Who Loses Their Jobs? Builders, Sellers and the ‘Measurers’
While the headlines focus on headline numbers, the impact of AI workforce reduction is not evenly distributed across job types. Cloudflare’s CEO Matthew Prince, who recently cut over 20% of his staff—about 1,100 employees—offers a useful framework rooted in Peter Drucker’s classic management theory: builders, sellers and measurers. Builders create products; sellers bring in revenue; measurers handle everything else, from finance and legal to operations, project management, marketing analytics and middle management. Prince argues AI threatens measurers most. Builders become more valuable as AI boosts their productivity, and sellers remain essential because buying decisions are still relationship-driven. Measurers, however, perform highly structured, documentation-heavy work that AI can increasingly automate. Cloudflare’s own layoffs largely targeted measurers in middle management, operations, marketing and finance, while using AI to continuously audit business risks. This pattern helps explain why so many restructuring announcements emphasise removing layers and coordination-heavy roles rather than core engineering or front-line sales.

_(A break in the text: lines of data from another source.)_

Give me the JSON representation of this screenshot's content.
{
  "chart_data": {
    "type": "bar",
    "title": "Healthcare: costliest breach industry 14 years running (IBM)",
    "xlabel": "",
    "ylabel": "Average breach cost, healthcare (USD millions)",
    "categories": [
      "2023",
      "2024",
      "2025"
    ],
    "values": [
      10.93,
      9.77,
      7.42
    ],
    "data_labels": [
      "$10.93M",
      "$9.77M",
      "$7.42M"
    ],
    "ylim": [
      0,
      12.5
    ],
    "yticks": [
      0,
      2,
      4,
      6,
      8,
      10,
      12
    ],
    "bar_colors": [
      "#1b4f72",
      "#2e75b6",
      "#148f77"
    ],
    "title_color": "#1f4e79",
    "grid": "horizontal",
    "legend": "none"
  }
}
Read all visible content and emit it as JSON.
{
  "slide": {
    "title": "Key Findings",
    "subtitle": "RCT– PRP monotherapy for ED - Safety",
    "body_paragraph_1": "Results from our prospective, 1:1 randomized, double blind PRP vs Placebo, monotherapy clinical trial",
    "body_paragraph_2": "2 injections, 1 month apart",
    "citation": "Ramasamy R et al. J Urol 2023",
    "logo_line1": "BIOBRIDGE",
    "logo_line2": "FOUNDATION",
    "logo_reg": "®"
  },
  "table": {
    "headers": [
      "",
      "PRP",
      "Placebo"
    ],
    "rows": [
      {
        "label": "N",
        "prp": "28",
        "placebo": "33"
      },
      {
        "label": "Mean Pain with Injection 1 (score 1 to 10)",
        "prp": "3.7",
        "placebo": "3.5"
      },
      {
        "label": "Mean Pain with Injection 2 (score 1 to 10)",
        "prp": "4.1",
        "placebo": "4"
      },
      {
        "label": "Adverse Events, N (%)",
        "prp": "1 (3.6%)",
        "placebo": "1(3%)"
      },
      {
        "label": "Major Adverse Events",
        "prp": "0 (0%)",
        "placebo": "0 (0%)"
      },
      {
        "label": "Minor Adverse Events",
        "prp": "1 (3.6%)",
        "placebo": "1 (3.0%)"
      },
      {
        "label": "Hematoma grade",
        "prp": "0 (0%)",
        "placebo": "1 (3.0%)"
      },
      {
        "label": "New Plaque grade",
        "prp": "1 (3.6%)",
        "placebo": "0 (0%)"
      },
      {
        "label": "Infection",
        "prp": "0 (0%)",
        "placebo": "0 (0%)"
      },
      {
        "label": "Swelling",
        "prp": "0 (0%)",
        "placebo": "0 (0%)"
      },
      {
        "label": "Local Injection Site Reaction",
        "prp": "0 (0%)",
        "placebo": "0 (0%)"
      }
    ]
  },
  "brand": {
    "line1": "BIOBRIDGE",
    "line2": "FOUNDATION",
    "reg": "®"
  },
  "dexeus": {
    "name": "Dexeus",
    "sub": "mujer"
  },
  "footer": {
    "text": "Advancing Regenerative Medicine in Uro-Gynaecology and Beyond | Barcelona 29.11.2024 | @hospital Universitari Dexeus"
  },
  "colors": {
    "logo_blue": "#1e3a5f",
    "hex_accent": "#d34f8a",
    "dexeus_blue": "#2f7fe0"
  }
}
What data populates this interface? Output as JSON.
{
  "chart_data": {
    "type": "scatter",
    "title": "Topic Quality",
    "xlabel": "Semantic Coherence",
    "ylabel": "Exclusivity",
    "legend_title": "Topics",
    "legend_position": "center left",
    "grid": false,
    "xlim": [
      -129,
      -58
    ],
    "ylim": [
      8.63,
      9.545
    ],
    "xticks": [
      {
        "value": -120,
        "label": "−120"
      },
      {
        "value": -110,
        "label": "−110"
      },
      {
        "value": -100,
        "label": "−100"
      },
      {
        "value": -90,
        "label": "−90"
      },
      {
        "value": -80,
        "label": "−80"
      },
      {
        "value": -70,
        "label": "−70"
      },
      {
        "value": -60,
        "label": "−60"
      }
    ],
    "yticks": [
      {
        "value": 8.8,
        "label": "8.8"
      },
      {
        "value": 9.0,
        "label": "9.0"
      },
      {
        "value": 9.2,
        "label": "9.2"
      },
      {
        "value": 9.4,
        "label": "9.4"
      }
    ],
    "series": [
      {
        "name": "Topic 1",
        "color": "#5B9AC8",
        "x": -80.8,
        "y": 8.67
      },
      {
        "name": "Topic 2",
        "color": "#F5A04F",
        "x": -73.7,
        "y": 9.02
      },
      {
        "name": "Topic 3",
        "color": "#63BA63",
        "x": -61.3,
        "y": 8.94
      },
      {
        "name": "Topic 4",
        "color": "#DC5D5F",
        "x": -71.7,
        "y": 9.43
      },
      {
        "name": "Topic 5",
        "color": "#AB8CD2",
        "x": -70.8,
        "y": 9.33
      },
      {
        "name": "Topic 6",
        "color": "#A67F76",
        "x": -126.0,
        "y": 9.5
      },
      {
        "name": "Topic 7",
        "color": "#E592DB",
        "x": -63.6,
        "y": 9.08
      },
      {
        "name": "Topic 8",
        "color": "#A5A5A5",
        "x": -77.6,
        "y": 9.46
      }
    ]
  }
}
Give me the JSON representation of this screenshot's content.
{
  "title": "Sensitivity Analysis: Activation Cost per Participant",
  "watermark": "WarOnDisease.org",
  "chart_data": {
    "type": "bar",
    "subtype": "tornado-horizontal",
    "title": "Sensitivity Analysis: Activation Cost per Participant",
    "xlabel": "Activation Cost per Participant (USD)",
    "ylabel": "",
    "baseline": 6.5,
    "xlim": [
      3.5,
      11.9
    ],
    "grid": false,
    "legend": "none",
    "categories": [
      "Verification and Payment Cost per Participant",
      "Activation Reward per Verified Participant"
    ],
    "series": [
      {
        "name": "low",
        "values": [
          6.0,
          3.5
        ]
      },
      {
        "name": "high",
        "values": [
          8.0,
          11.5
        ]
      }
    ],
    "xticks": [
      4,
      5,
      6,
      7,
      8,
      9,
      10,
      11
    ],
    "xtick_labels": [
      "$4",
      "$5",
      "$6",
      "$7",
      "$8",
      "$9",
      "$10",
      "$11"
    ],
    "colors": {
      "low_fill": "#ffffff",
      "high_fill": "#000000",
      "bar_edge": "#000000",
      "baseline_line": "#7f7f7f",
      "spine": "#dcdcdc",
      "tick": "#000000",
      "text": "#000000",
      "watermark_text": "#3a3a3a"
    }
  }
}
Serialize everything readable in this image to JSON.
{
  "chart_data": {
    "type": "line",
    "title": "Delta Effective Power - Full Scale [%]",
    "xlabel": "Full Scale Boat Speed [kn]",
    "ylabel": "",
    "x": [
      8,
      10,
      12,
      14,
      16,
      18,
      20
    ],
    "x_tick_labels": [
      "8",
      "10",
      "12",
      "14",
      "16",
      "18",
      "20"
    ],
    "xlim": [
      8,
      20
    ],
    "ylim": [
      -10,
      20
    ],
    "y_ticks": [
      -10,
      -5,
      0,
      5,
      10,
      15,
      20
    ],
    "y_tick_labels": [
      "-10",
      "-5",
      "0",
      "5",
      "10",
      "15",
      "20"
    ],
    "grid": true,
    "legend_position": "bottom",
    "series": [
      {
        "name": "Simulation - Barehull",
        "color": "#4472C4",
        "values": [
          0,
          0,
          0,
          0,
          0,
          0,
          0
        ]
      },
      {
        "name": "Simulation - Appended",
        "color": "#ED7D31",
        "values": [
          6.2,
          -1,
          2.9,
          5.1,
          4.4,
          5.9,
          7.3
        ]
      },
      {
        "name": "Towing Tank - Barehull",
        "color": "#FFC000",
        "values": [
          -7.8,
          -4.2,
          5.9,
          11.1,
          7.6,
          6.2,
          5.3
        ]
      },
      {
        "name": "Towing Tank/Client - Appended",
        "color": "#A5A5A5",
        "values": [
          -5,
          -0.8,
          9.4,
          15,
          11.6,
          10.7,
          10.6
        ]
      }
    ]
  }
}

Workday and the Emerging ‘Flat Headcount, Rising Margins’ Model
Workday illustrates where this trend is heading for large enterprise software vendors. After posting quarterly revenue of USD 2.54 billion (approx. RM11.7 billion) and net profit of USD 222 million (approx. RM1.0 billion), up sharply from the prior year, the company’s CEO outlined a clear ambition: keep headcount as close to flat as possible while growing revenue and expanding margins through AI agents. This follows an earlier 8.5% workforce reduction of about 1,750 roles framed as prioritising investments for “durable growth,” with talk of rehiring in different, more AI-aligned positions later. In effect, Workday wants AI to take on the incremental workload that would once have required new recruits. Combined with Intuit’s simultaneous job cuts and revenue upgrade, this signals an industry-wide shift: mature software platforms are designing operating models where additional revenue comes from system intelligence and automation, not proportional increases in human staff.